Ce rappel fait suite à l’affaire d’un père poursuivi pour avoir infligé des violences à ses deux enfants, âgés de moins de 15 ans. Pendant plusieurs années, il aurait utilisé des gifles, des fessées, voire étranglé sa propre progéniture, tout en tenant des propos insultants.

Initialement, le père avait été condamné en première instance à 18 mois de prison avec sursis. Son autorité parentale lui avait également été retirée. Il avait cependant fait appel de cette décision.

Une relaxe contestée par la Cour de cassation

La cour d’appel avait reconnu que les violences avaient bien été commises. Toutefois, elle avait finalement relaxé le père, en évoquant un prétendu « droit de correction parental ». La Cour de cassation a cassé cette décision.

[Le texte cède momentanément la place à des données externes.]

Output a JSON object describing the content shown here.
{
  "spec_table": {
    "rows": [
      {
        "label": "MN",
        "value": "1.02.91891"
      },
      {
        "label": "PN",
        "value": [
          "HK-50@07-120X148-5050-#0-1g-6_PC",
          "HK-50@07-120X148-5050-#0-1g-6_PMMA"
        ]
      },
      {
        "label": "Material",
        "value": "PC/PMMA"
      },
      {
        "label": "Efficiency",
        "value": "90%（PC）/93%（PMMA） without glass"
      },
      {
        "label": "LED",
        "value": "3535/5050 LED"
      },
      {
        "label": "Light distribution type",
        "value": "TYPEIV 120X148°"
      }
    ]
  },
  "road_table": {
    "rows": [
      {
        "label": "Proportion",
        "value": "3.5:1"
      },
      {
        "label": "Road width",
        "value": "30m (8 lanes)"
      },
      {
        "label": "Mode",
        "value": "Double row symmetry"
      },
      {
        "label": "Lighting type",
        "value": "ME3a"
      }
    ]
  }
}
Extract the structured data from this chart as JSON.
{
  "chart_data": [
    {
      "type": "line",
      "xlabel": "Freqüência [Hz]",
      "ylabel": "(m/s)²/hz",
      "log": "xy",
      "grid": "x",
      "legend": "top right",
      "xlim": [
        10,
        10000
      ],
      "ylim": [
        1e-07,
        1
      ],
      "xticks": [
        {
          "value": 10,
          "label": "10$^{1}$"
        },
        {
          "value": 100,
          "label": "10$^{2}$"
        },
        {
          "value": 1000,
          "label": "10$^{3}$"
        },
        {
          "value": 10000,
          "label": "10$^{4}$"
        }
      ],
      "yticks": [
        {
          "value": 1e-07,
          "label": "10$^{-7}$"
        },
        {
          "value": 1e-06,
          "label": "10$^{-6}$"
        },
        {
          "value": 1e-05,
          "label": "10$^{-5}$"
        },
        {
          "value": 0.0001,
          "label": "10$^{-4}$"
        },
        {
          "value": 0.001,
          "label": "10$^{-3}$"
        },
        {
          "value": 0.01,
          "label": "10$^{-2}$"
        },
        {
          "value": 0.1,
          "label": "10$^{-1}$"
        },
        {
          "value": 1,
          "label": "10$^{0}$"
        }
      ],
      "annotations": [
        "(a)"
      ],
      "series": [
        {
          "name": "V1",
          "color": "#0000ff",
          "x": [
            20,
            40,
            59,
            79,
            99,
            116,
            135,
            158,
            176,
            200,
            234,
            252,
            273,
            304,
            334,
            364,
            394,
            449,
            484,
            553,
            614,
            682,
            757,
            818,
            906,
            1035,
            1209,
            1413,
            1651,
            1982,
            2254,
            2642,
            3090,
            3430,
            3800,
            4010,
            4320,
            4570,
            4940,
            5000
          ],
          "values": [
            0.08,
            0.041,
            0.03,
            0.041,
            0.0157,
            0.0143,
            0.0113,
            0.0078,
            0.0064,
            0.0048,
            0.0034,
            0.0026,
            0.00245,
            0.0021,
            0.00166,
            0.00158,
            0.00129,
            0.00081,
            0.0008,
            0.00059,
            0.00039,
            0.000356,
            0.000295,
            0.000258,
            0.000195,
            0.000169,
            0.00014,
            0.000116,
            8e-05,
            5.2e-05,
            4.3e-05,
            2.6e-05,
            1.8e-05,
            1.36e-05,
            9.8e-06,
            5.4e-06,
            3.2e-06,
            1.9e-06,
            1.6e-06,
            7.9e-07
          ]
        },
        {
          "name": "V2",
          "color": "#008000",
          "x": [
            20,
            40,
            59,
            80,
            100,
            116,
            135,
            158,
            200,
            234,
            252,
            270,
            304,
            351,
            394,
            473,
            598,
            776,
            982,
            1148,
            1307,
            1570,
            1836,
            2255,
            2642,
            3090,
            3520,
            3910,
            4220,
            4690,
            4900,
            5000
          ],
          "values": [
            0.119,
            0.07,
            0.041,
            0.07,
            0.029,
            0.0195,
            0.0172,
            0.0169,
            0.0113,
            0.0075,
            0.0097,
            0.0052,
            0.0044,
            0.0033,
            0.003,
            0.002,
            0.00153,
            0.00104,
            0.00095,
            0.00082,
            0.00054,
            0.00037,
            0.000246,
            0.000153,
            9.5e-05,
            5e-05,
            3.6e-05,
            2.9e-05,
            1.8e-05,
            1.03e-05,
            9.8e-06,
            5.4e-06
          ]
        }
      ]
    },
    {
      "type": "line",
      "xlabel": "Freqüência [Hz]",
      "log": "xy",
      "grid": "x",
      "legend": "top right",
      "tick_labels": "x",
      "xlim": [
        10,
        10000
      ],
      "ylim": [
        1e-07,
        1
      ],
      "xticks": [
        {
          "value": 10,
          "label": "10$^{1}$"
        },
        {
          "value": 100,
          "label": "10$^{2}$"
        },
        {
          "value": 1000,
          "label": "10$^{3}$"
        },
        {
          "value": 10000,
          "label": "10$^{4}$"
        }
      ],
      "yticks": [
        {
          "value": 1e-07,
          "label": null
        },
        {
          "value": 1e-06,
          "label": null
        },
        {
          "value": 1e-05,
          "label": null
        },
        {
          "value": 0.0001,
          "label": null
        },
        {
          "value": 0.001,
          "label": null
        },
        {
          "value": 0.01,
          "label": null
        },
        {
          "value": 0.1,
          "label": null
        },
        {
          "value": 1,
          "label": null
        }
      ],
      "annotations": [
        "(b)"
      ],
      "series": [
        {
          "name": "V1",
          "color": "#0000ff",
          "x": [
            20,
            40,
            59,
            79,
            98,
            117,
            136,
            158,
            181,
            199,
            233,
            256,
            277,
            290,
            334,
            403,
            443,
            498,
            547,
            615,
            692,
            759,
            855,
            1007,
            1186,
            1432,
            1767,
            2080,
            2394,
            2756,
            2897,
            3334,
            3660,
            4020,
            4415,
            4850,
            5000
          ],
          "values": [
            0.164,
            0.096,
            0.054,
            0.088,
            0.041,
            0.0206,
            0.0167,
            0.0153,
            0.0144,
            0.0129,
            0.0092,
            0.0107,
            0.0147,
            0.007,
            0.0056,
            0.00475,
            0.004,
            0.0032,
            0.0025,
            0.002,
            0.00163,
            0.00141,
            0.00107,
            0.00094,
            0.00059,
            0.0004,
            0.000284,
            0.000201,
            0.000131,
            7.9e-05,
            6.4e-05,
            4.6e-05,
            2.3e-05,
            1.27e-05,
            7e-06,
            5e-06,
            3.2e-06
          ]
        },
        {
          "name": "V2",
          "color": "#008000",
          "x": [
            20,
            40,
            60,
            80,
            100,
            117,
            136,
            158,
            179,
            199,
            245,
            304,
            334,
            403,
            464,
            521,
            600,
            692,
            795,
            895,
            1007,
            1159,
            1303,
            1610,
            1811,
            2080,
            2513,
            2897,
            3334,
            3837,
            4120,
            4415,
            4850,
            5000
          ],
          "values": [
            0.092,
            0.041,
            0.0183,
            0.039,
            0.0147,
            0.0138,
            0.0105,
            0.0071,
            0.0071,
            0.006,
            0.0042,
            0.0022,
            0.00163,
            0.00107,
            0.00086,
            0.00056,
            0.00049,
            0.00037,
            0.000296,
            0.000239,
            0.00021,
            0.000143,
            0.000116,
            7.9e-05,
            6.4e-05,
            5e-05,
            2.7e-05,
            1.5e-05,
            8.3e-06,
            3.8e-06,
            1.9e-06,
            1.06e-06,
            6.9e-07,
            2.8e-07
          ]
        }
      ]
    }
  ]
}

Dans son arrêt, elle insiste sur le fait qu’il n’existe pas en droit français, ni dans les textes internationaux, ni dans la jurisprudence récente, de « droit de correction » permettant aux parents de frapper ou d’insulter leurs enfants.

Des circonstances aggravantes soulignées par la Cour

La Cour de cassation précise que certaines circonstances rendent ces violences encore plus graves. En particulier, que la victime soit un mineur de moins de 15 ans et que l’auteur soit son parent ou son ascendant. Ces éléments constituent des circonstances aggravantes.

Elle a donc annulé la décision de la cour d’appel et renvoyé l’affaire pour un nouveau jugement. La responsabilité du père devra donc être réexaminée à la lumière de ces principes.